The houses in the gated community of Stepford are luxurious, and the women who occupy them are a little too cookie cutter friendly in both actions and appearance. Notice, we did not say the women "live" in the houses, for they all seem to not have minds of their own, other than Bobbi (Bette Midler of What Women Want) and Claire (Glenn Close of Cookie’s Fortune.. republish 20031q). Bobbi is a cranky, sarcastic, writer, and she and Joanna recognize they are kindred spirits. Claire, like the other wives of Stepford, is on auto pilot, subservient to her husband ¾ except we sense she clearly is a manipulator with an agenda. Glenn Close could be more frightful than her role in Fatal Attraction, if her character, and the others, as well as the script, didn’t fall apart about 20 minutes into the film.

When one of the Stepford wives has a seizure at a 4th of July celebration, Joanna knows that something is strange when the woman short circuits and starts "sparking." As Joanna becomes more suspicious of her surroundings, Walter starts to embrace the life of his staid men’s club headed by Claire’s husband Mike (the indomitable Christopher Walken of Man on Fire).
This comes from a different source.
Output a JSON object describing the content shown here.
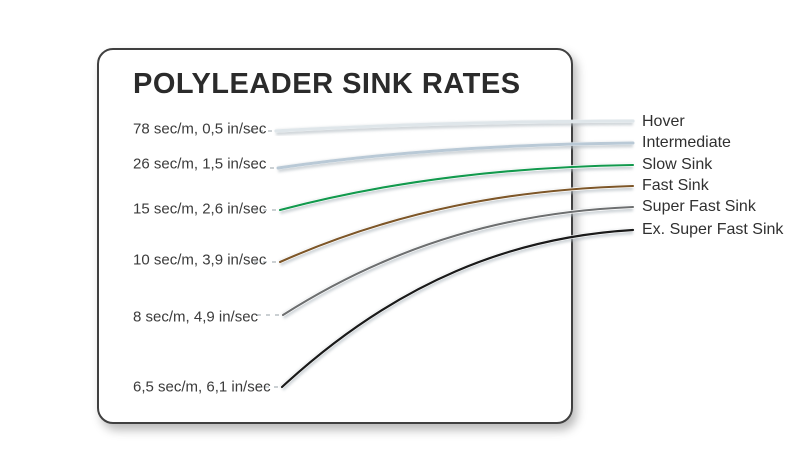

We loved the first part of the movie, as Nicole Kidman was edgy and the script had sharp comedy. Not long after Glenn Close welcomed Nicole’s family to Stepford, the drama/thriller part of the film just never hatched. The men were despicable to the point that they were not funny. The high heels and seductive dresses worn by the women on the golf course, as they played caddy for their husbands, was useless sight humor, and Joanna’s baking frenzy was nonsensical. When the comedy part was over the segue to drama fell flat. There was no mystery to the "mysterious goings-on" of the town.

A slowly falling tear that was to break an emotional stalemate telegraphed the key developmental turn of the film. There was some dark humor at the end with Claire and Mike that picked things up a bit, but too little and way too late.

George’s Take: For a movie about an idyllic town where things are not as they appear rent Dogville. Ironically, it also stars Nicole Kidman and it’s a brilliant film.

Pam’s Take: The original "Stepford Wives," made in 1975, was not a great film but there were elements of mystery, some humor and a touch of horror. All of that is missing here.